The objective of the new sanctions is not to change the Kremlin’s calculus, but to erode Russia’s economic capacity to continue financing the war. Having failed at deterrence, the West’s sanctions of unprecedented measures are largely about punishment and constraint. The Russian elites factored in serious sanctions prior to the invasion, but they heavily misjudged the unprecedented level of international push back. Western economic warfare put the Russian economy en route to default and stagflation.

On the scale of 10, the current pressure of sanctions equates to 7 or 8. Further sanctions can be added to put more strain on the Russian economy. The US is weighing on imposing a ban on the Russian oil imports. More Russian banks can be placed on the SDN List; more financial institutions can be removed from SWIFT. Washington can resort to the use of secondary sanctions to prevent the conduit of any significant transactions with non-aligned countries.

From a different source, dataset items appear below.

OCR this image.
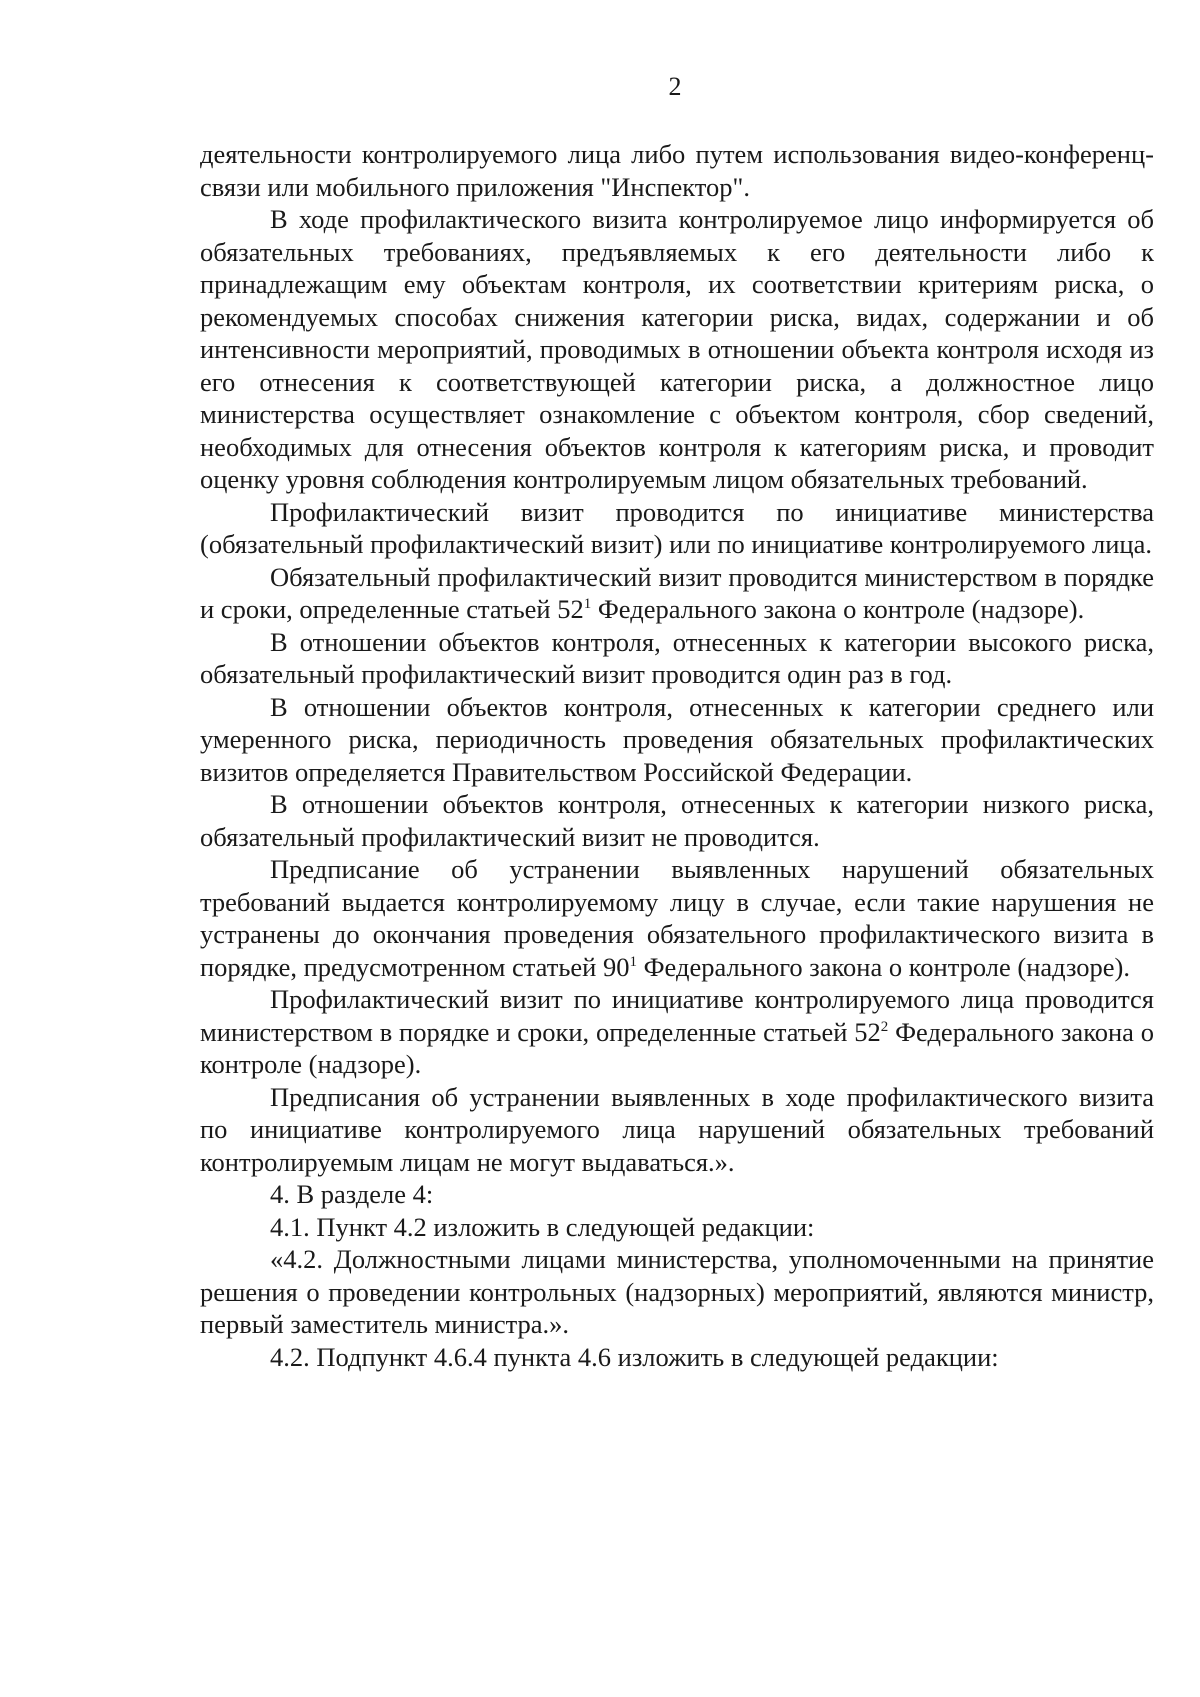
2

деятельности контролируемого лица либо путем использования видео-конференц-связи или мобильного приложения "Инспектор".

В ходе профилактического визита контролируемое лицо информируется об обязательных требованиях, предъявляемых к его деятельности либо к принадлежащим ему объектам контроля, их соответствии критериям риска, о рекомендуемых способах снижения категории риска, видах, содержании и об интенсивности мероприятий, проводимых в отношении объекта контроля исходя из его отнесения к соответствующей категории риска, а должностное лицо министерства осуществляет ознакомление с объектом контроля, сбор сведений, необходимых для отнесения объектов контроля к категориям риска, и проводит оценку уровня соблюдения контролируемым лицом обязательных требований.

Профилактический визит проводится по инициативе министерства (обязательный профилактический визит) или по инициативе контролируемого лица.

Обязательный профилактический визит проводится министерством в порядке и сроки, определенные статьей $52^1$ Федерального закона о контроле (надзоре).

В отношении объектов контроля, отнесенных к категории высокого риска, обязательный профилактический визит проводится один раз в год.

В отношении объектов контроля, отнесенных к категории среднего или умеренного риска, периодичность проведения обязательных профилактических визитов определяется Правительством Российской Федерации.

В отношении объектов контроля, отнесенных к категории низкого риска, обязательный профилактический визит не проводится.

Предписание об устранении выявленных нарушений обязательных требований выдается контролируемому лицу в случае, если такие нарушения не устранены до окончания проведения обязательного профилактического визита в порядке, предусмотренном статьей $90^1$ Федерального закона о контроле (надзоре).

Профилактический визит по инициативе контролируемого лица проводится министерством в порядке и сроки, определенные статьей $52^2$ Федерального закона о контроле (надзоре).

Предписания об устранении выявленных в ходе профилактического визита по инициативе контролируемого лица нарушений обязательных требований контролируемым лицам не могут выдаваться.».

4. В разделе 4:

4.1. Пункт 4.2 изложить в следующей редакции:

«4.2. Должностными лицами министерства, уполномоченными на принятие решения о проведении контрольных (надзорных) мероприятий, являются министр, первый заместитель министра.».

4.2. Подпункт 4.6.4 пункта 4.6 изложить в следующей редакции:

Sanctions are better used as leverage, strategically communicated to the target. Today’s drastic measures lack conditionality. A clear endgame is missing. Disruption for the sake of disruption will be received with resentment and antagonism. The burden of choice must lie with the Kremlin. The US and allies should use their measures of «massive consequences» to table strong demands. The unprecedented measures should not be wasted for a ceasefire or a negotiated settlement, but leveraged to maximum concessions from Russia, starting with a full withdrawal from Ukraine.